By Liz Hull
Children are to have happiness lessons to prevent them becoming depressed.
More than 20 schools are already teaching the classes, which are supposed to help banish negative thoughts.
And psychologists will meet ministers this week with a view to launching the scheme nationwide.
Smiles: Children are being encouraged to think positively to avoid depression in the new classes, being piloted in 20 schools
The Penn Resiliency Programme is the brainchild of Professor Martin Seligman, a U.S. expert in positive psychology.
In the lessons, 11-year-olds are taught how to cope with difficult situations and emotions and to develop positive attitudes, assertiveness, aspirations and a better approach to decision making.
They are encouraged not to think or react like Chicken Little, the hen in the fable who wrongly feared the sky was falling in.
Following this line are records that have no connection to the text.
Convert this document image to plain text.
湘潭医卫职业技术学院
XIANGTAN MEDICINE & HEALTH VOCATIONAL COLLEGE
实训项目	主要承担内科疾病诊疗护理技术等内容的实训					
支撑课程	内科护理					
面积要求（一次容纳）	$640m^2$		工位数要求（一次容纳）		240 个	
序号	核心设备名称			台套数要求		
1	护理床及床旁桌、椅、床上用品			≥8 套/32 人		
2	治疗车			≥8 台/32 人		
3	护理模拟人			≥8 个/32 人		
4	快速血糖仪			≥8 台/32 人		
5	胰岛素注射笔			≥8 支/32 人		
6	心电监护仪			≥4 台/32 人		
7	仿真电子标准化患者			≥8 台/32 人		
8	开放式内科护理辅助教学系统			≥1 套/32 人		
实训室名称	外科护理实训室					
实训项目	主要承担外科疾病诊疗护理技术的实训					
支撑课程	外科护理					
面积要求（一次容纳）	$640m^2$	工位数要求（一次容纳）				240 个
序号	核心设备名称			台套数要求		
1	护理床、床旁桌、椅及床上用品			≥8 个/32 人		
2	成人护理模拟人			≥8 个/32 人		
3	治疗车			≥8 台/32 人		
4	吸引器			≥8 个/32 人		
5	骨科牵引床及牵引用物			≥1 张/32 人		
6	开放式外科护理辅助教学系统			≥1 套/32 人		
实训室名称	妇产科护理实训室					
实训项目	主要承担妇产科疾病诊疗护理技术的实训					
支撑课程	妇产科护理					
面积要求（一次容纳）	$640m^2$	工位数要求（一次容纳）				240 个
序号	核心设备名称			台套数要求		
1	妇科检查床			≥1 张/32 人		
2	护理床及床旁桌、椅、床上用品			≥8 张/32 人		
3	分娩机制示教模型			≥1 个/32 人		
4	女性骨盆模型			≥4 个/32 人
It is hoped that the classes will equip youngsters better to cope with the challenges of adulthood.
Those in favour of the U.S. programme say it has been shown significantly to reduce rates of anxiety and depression in the young.
But critics believe the classes sound much like common sense and are a waste of timetable space.
Professor Seligman, of the University of Pennsylvania, said the pilot, which involves schools in South Tyneside, Hertfordshire and Manchester, is the largest in the world.
‘Much of what is currently taught in this area is based on sentiment – it just seems like a good idea. Depression leads to low productivity and poor physical health. Multiply that by a lot of people, and that affects a whole country.’